Die Halal-Zertifizierung bewertet Rohstoffherkunft, Verarbeitungshilfsstoffe und die Linie – nicht nur die Inhaltsstoffliste. Die Systeme sind national.

Veröffentlicht 15 August 2026Seoul CoslabZuletzt geprüft 15 August 2026
Techniker am Bedienpult eines Rührbehälters aus Edelstahl in einem Kosmetikwerk

Die Halal-Zertifizierung erreicht eine Marke meist als Inhaltsstofffrage: das Material tierischen Ursprungs ersetzen, alles andere lassen, das Zertifikat am Ende beantragen. Bis sich herausstellt, dass die Antwort größer ist als das, ist die Rezeptur in der Regel freigegeben und die Verpackung bewerkzeugt.

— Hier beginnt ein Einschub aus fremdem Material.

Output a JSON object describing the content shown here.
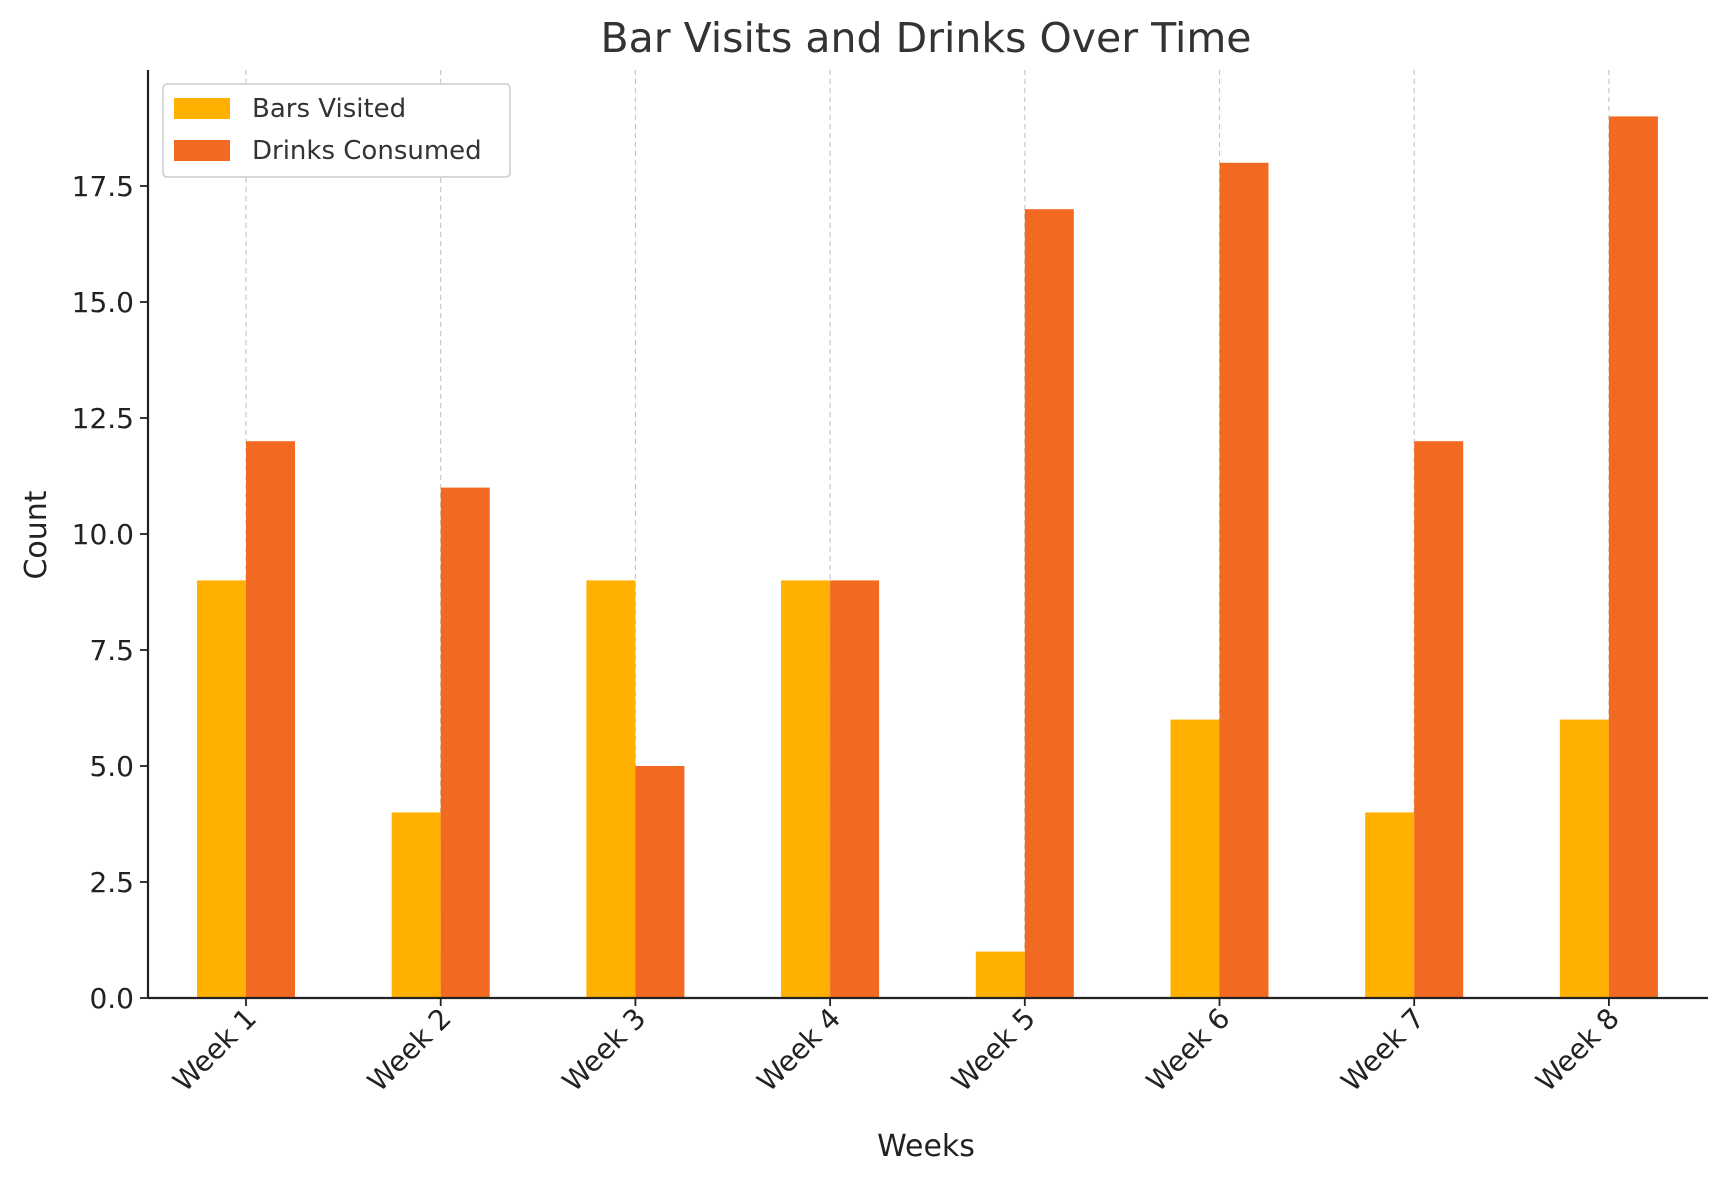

Die größere Antwort ist nicht kompliziert. Zertifizierungssysteme bewerten die Kette, aus der das Produkt hervorgegangen ist, und nicht die Inhaltsstoffdeklaration allein. Es sind nationale Systeme und kein internationales System. Und der koreanische Produktionsstandort gehört zu dem, was sie bewerten – womit das Thema ein Fertigungsthema ist, bevor es ein Papierthema wird.

Was folgt, ist Orientierung und keine Bewertung Ihrer Regelkonformität; die Primärquellen stehen am Ende. Dieser Text nennt bewusst keine Fristen. Die Anforderungen in diesen Märkten sind in Bewegung, und die Frage nach dem Zeitpunkt ist die, bei der ein Irrtum am teuersten ist. Wo der Zeitpunkt etwas entscheidet, sagt der Text das und nennt, wer ihn beantworten kann.

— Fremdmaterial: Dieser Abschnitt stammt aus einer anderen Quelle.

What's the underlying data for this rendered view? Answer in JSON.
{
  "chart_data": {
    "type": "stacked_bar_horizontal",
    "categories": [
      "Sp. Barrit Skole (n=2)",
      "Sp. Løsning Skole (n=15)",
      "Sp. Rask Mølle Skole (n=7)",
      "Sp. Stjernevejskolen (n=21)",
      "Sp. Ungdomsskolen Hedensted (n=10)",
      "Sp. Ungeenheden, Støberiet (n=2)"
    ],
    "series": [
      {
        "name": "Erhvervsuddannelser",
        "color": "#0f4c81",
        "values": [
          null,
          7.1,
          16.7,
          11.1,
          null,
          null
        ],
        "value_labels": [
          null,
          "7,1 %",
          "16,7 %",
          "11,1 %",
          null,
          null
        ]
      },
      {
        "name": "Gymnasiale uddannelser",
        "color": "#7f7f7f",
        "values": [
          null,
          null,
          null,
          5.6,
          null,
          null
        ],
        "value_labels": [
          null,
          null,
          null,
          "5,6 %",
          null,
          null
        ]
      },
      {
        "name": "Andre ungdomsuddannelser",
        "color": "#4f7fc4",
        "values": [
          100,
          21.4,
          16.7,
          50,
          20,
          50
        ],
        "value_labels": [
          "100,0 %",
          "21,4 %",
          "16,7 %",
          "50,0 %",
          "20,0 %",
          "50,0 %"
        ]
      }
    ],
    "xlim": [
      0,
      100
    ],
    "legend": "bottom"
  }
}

Halal steht neben der Kosmetiknotifizierung, nicht darin

In den Märkten, in denen Halal am meisten zählt, ist die Zertifizierung ein eigenes Verfahren bei einer anderen Behörde als der, die Ihr Produkt zum Verkauf zulässt.

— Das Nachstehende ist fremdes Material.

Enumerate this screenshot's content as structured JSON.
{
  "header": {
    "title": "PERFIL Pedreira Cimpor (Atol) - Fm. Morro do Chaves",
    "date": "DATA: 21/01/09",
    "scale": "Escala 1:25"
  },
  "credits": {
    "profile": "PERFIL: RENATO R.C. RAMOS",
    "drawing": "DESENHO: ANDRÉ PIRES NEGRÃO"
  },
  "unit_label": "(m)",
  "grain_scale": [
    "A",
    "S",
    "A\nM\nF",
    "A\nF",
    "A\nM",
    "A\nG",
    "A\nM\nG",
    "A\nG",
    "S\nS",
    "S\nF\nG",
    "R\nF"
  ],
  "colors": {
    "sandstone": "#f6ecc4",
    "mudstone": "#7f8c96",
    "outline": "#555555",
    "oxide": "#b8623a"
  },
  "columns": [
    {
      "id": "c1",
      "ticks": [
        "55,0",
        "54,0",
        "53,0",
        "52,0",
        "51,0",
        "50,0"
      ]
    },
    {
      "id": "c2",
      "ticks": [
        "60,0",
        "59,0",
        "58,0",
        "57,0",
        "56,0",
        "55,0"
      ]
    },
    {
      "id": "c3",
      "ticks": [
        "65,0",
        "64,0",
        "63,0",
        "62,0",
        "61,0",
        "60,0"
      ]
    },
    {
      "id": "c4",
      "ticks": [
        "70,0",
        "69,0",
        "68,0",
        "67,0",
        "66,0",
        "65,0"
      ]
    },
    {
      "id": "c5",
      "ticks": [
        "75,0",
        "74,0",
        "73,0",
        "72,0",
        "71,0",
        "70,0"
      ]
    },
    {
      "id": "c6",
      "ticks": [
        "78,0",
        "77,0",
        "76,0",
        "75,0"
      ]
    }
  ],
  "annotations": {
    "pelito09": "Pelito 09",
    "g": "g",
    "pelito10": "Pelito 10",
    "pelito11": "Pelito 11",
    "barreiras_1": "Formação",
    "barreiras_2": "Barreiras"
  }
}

Indonesien notifiziert Kosmetik nach seinen Kosmetikvorschriften bei der BPOM und wickelt die Halal-Zertifizierung über die BPJPH unter einem eigenen Halal-Produktgesetz ab. Malaysia notifiziert auf dem Kosmetikweg bei der NPRA und zertifiziert Halal über JAKIM im malaysischen System. Zwei Behörden, zwei Verfahren, zwei Sätze Unterlagen.

Marken, die einen Markteintritt allein um die Notifizierung herum planen, haben einen Teil davon geplant. Die Halal-Entscheidung hat Folgen für die Rezeptur, für die Rohstoffbeschaffung und für die Produktionsbedingungen, sie gehört also neben die Inhaltsstoffprüfungen in den Plan und nicht dahinter. Beide Länderseiten legen das in der Reihenfolge dar, in der es geschieht – Fertigung in Korea für den indonesischen Markt und Fertigung in Korea für den malaysischen Markt.

Was bei der Bewertung tatsächlich angesehen wird

Ein Halal-Zertifikat ist eine Aussage über ein Produkt und über die Kette dahinter. Vier Dinge gehen in diese Bewertung ein, und nur das erste ist auf einem Rezepturblatt zu sehen.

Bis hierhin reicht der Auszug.